Lee Patton was a highly successful coach at WVU
SHEPHERDSTOWN — One of the most tragic days in the long history of West Virginia University sports came on Valentine’s Day in 1950. The basketball team was traveling along the two-lane roads between Morgantown and State College, Pa. for a game against Penn State scheduled for Feb. 15, when the vehicle Coach Lee Patton was riding in had a wreck. Coach Patton was badly injured, but did survive.
Hospitalized, the 45-year old coach would not be with the team for the remainder of that 1949-50 season, and would succumb to his injuries on March 8 of that year.
Known to the athletic family at WVU as “Worry Bird,” Patton had begun his coaching career in 1946 and had unbridled success right from the beginning of his sideline days at the old Field House.

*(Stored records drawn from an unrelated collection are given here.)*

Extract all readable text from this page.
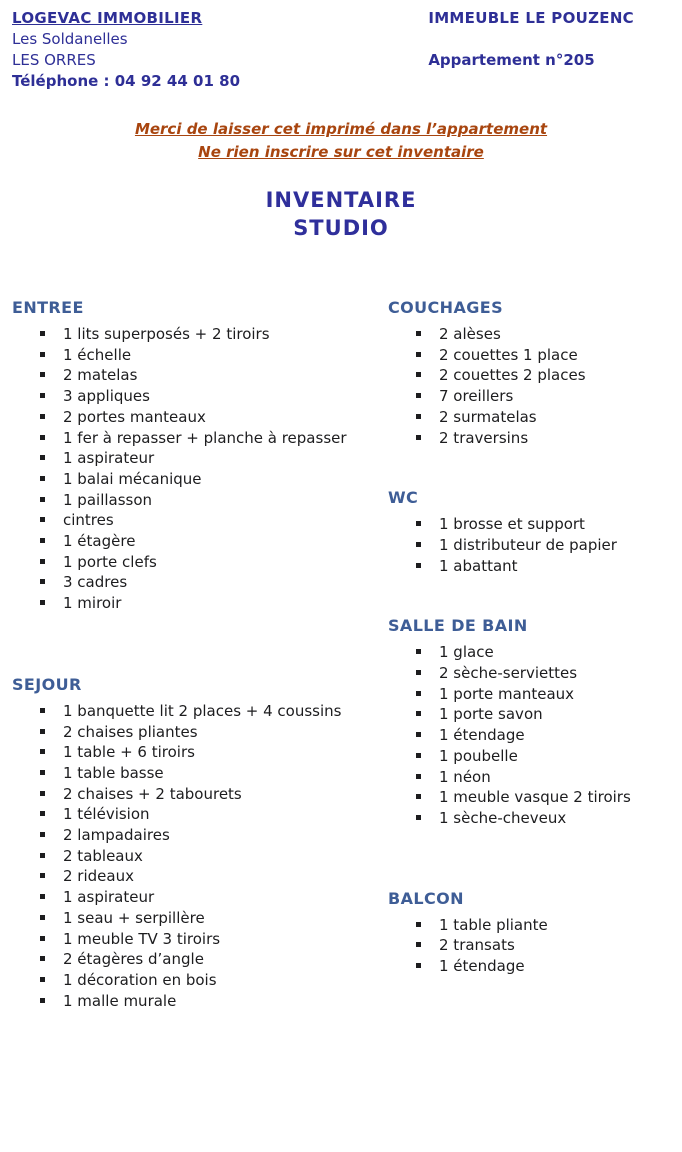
LOGEVAC IMMOBILIER
Les Soldanelles
LES ORRES
Téléphone : 04 92 44 01 80
IMMEUBLE LE POUZENC
Appartement n°205
Merci de laisser cet imprimé dans l’appartement
Ne rien inscrire sur cet inventaire
INVENTAIRE
STUDIO
ENTREE
1 lits superposés + 2 tiroirs
1 échelle
2 matelas
3 appliques
2 portes manteaux
1 fer à repasser + planche à repasser
1 aspirateur
1 balai mécanique
1 paillasson
cintres
1 étagère
1 porte clefs
3 cadres
1 miroir
SEJOUR
1 banquette lit 2 places + 4 coussins
2 chaises pliantes
1 table + 6 tiroirs
1 table basse
2 chaises + 2 tabourets
1 télévision
2 lampadaires
2 tableaux
2 rideaux
1 aspirateur
1 seau + serpillère
1 meuble TV 3 tiroirs
2 étagères d’angle
1 décoration en bois
1 malle murale
COUCHAGES
2 alèses
2 couettes 1 place
2 couettes 2 places
7 oreillers
2 surmatelas
2 traversins
WC
1 brosse et support
1 distributeur de papier
1 abattant
SALLE DE BAIN
1 glace
2 sèche-serviettes
1 porte manteaux
1 porte savon
1 étendage
1 poubelle
1 néon
1 meuble vasque 2 tiroirs
1 sèche-cheveux
BALCON
1 table pliante
2 transats
1 étendage
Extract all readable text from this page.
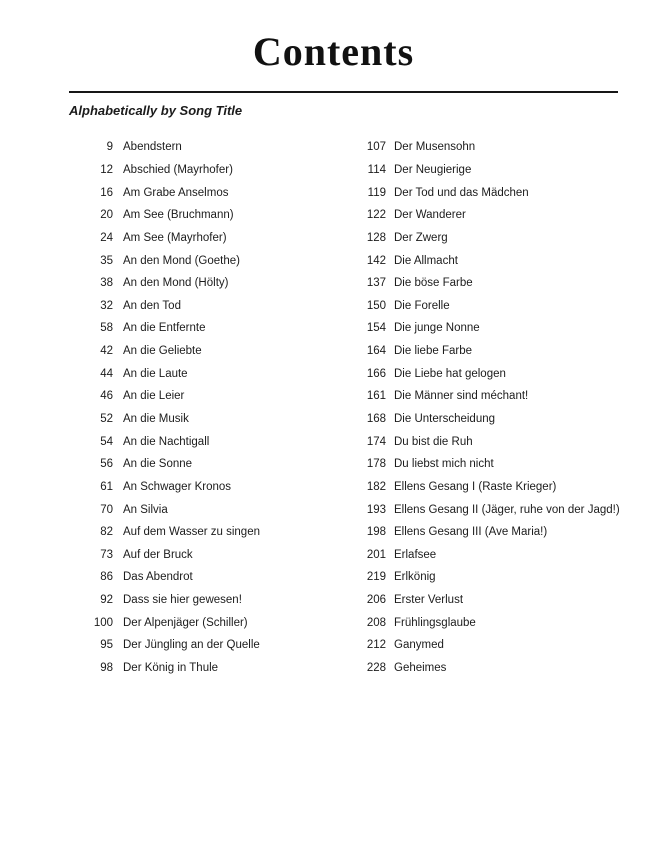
Contents
Alphabetically by Song Title
9 Abendstern
12 Abschied (Mayrhofer)
16 Am Grabe Anselmos
20 Am See (Bruchmann)
24 Am See (Mayrhofer)
35 An den Mond (Goethe)
38 An den Mond (Hölty)
32 An den Tod
58 An die Entfernte
42 An die Geliebte
44 An die Laute
46 An die Leier
52 An die Musik
54 An die Nachtigall
56 An die Sonne
61 An Schwager Kronos
70 An Silvia
82 Auf dem Wasser zu singen
73 Auf der Bruck
86 Das Abendrot
92 Dass sie hier gewesen!
100 Der Alpenjäger (Schiller)
95 Der Jüngling an der Quelle
98 Der König in Thule
107 Der Musensohn
114 Der Neugierige
119 Der Tod und das Mädchen
122 Der Wanderer
128 Der Zwerg
142 Die Allmacht
137 Die böse Farbe
150 Die Forelle
154 Die junge Nonne
164 Die liebe Farbe
166 Die Liebe hat gelogen
161 Die Männer sind méchant!
168 Die Unterscheidung
174 Du bist die Ruh
178 Du liebst mich nicht
182 Ellens Gesang I (Raste Krieger)
193 Ellens Gesang II (Jäger, ruhe von der Jagd!)
198 Ellens Gesang III (Ave Maria!)
201 Erlafsee
219 Erlkönig
206 Erster Verlust
208 Frühlingsglaube
212 Ganymed
228 Geheimes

His teams literally dominated play in the Field House, running off a 57-game home court winning streak that was finally snapped by arch rival Pittsburgh in the final game of the 1948-49 season.
His Mountaineers produced the school’s first 20-win season in his first year in Morgantown, going 24-3 overall.
Following glowing records in both 1946 and 1947, the Mountaineers were invited to the most prestigious tournament the country boasted at that time — the National Invitation Tournament at Madison Square Garden in New York.
Two of the players Patton coached were among the best the school ever had. Leland “Lefty” Byrd and Fred Schaus were later honored with inductions into the WVU Sports Hall of Fame and are still acclaimed as two of the best athletes ever to wear the school’s blue and old gold colors.
Patton was a native of Texas and a graduate of Arizona State College and became well-known in the state because of his overwhelming success while coaching both basketball and football at Princeton High School. While at Princeton, he had basketball teams that visited the state tournament six times. His 1943 Princeton football team turned in an undefeated season.
So recognized for his winning ways and .778 winning percentage (91-26 record) at WVU, Patton was enshrined in the WVU Sports Hall of Fame.
Even though the vehicular wreck was still on everybody’s mind, the scheduled game on Feb. 15, 1950 was still played, with the badly shaken Mountaineers being routed by the Nittany Lions, 82-56.
Robert “Red” Brown accepted the basketball coaching responsibilities for the remainder of the 1949-50 season, and continued to coach until the close of the 1953-54 season. Brown then convinced Schaus, who was playing in the National Basketball Association at the time, to leave professional basketball and return to Morgantown to coach the Mountaineers. Schaus stayed for six seasons, recording a 146-37 mark, before going back to the NBA to coach the Los Angeles Lakers, where former Mountaineers Jerry West and Hot Rod Hundley were teammates.